Got walls?

There’s nothing like the first faculty meeting of the semester to disturb one’s peaceful slumbers and steal that most precious time, the final hours just before classes resume. Unless it’s a morning faculty meeting. “Wake up!” hollers so-called Reality. “To be awake is to be alive.” But Thoreau was not in attendance.

And hours later, yesterday morning, we were all clear as a bell on just how little power and influence we faculty members really possess when it comes to the whim and whimsy of our administrative masters.

Even more troubling: an administrator wielding (but not disclosing) “data” alleged to support moves we oppose, and insinuating that a Higher Power (i.e., the Provost) may be “perturbed” with our intransigence.

Self-knowledge is ingredient to wisdom, of course. We tell our students that all the time. So if there was any doubt: we know there’s nothing further we can do to resist the will of the administrative tsar who wants to rob us of our favorite classroom in order to make space (literally) for our newest colleagues.

I think we already knew that, and could have spent the morning more productively than banging our heads on the figurative wall. But it was nice to sit in that room again with old friends, as another term begins, admitting our collective powerlessness and trying to remind ourselves of the real sphere of our actual influence.

“That room,” that grungy old classroom across the hall where the heart of our curriculum has been beating for decades. And where we hold our staff meetings.  So many memories, so many classes and students and conversations and lyceum talks. If the Decider has her way, it’ll be walled and subdivided and reassigned next year. A shiny new “office suite,” perhaps? We’re told we should be grateful, in our impotence. Resistance is futile. All in all its just another brick in the wall, right?

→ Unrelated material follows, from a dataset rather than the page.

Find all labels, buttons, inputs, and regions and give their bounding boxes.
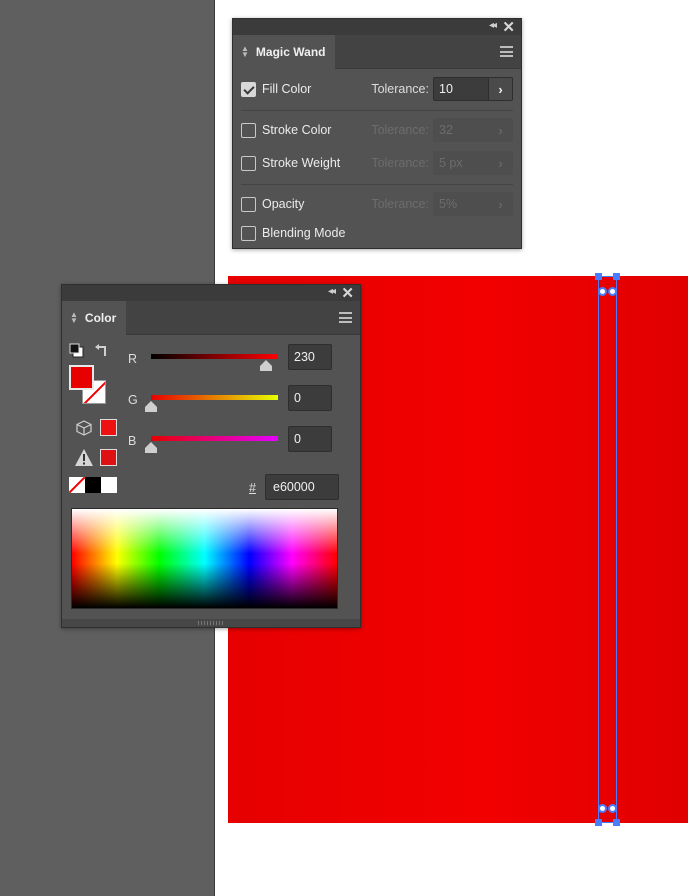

But, what is “power” for an academic, an educator? Surely not the misguided prerogative to defy reasonable requests and impose authority arbitrarily. Our power resides, if anywhere, in our privilege and opportunity to try another semester to influence the thought and lives and fortunes of bright inquisitive young people.  Administrators may tell us where to build physical partitions, but we’re the lucky ones who sometimes get to break down the more divisive walls between people and peoples and their ideas and prejudices. We get to open the space that matters most, the space between their ears.